Weekly Update - "The lady is not tapering!"
This phrase is taken from Christine Lagarde's speech at the press conference following the European Central Bank's (ECB) monetary policy meeting of 9 September. She drew on a quote by Margaret Thatcher – "The lady's not for turning" – pronounced in 1980 to affirm her refusal to reverse the liberalisation of the economy. This assertion shows that the ECB is not ready to taper, i.e. to gradually reduce its asset purchase programme to zero. The Bank does not wish to wind down its support for Eurozone economies too early or too quickly.
Slightly recalibrating the pace of its asset purchase programme.
The ECB has played an active role since the start of the Covid crisis. In particular, it has set up a Pandemic Emergency Purchase Programme (PEPP) to absorb the surge in public expenditure by Eurozone member states. To date, the ECB has bought more than €1,300 billion worth of sovereign bonds. At this week's meeting, the Governing Council announced a moderately lower pace of net asset purchases under this programme, reducing its monthly purchases of nearly €80 billion to the range €60-70 billion. This reduction clearly does not reflect a shift in monetary policy: purchases will remain high enough to absorb excessive government debt. Above all, the ECB will exercise flexibility to buy more or less in the next several months.

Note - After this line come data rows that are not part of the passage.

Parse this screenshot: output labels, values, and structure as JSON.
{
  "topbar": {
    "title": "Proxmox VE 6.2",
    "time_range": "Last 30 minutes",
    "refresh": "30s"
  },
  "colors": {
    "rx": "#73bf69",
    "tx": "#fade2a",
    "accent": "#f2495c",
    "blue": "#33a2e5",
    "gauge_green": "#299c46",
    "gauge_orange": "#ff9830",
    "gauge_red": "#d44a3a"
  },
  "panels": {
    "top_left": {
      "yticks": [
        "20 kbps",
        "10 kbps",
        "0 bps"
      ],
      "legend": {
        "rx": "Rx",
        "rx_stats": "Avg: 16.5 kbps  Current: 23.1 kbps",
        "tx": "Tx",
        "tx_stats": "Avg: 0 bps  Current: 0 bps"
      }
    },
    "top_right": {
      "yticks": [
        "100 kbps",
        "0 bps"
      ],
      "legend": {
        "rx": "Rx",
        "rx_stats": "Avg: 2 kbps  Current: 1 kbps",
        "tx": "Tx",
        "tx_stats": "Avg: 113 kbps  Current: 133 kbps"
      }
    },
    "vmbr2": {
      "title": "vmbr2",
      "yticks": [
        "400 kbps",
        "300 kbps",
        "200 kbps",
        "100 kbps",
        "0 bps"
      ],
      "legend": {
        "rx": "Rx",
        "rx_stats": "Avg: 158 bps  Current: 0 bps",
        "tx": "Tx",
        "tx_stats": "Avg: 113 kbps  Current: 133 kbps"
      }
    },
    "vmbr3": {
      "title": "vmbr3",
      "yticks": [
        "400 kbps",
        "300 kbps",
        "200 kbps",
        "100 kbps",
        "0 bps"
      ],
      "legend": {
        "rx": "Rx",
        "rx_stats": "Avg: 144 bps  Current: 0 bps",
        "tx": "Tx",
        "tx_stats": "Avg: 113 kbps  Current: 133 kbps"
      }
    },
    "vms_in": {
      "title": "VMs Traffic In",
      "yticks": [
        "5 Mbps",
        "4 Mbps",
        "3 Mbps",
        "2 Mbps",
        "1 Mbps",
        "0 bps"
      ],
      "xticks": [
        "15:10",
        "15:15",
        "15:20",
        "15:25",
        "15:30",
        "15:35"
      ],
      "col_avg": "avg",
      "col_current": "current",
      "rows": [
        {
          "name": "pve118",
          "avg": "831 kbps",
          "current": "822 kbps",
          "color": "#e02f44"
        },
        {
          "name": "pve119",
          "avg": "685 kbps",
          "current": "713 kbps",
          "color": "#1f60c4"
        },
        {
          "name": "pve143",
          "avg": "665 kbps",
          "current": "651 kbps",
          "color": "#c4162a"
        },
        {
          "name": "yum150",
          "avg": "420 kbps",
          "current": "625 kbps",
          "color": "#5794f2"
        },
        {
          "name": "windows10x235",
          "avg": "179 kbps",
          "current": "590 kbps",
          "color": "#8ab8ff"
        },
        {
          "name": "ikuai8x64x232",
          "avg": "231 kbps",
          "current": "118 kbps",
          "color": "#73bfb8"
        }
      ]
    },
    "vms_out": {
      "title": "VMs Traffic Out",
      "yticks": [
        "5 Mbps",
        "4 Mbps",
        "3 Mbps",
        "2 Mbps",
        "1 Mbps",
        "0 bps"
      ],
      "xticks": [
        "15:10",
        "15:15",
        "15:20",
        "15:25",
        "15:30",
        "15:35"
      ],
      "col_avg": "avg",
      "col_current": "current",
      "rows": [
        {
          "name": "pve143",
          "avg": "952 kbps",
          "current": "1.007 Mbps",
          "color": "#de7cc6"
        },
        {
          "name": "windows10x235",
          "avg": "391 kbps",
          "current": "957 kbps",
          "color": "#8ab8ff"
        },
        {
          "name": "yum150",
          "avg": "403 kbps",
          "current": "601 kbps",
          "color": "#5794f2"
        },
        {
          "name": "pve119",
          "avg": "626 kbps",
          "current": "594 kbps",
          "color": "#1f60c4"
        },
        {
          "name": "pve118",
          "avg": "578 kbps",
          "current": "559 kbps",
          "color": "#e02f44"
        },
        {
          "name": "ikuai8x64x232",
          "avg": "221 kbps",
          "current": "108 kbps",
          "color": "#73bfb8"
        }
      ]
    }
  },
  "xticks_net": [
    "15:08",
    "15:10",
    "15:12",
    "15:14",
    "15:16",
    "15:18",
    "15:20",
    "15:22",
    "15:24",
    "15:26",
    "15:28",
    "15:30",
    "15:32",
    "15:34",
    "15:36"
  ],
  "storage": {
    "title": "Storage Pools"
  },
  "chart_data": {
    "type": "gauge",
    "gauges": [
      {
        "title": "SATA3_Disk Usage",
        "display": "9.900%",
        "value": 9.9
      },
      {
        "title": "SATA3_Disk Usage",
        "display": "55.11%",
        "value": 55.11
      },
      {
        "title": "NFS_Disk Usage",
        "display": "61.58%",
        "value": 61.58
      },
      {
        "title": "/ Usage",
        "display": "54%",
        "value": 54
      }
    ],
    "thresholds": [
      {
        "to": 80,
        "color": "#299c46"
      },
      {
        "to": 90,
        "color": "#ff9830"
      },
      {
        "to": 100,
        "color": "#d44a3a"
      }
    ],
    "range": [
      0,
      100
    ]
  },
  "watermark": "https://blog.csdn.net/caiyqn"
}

Inflation outlook still aligned with low interest rates in the long term.
This September meeting was also an opportunity for
the ECB to update its economic forecasts. It acknowledges the improved situation in the Eurozone, bolstered by a stronger
recovery in the summer and high vaccination rates driving a favourable outlook. It now expects growth of 5% in 2021 and
of 4.6% in 2022. It also revised its short-term inflation projections upwards but upheld its analysis that the current increase is transitory and maintains medium-term inflation forecasts of below 2%.
The ECB's policy will continue to support risky assets until the end of the year. The ECB acknowledges that the economy
is normalising faster than expected but is only moderately recalibrating its stimulus scheme. Equity markets will enjoy
continued support in the coming weeks through the ECB's maintained liquidity provision and the prospect of only gradual interest rate hikes.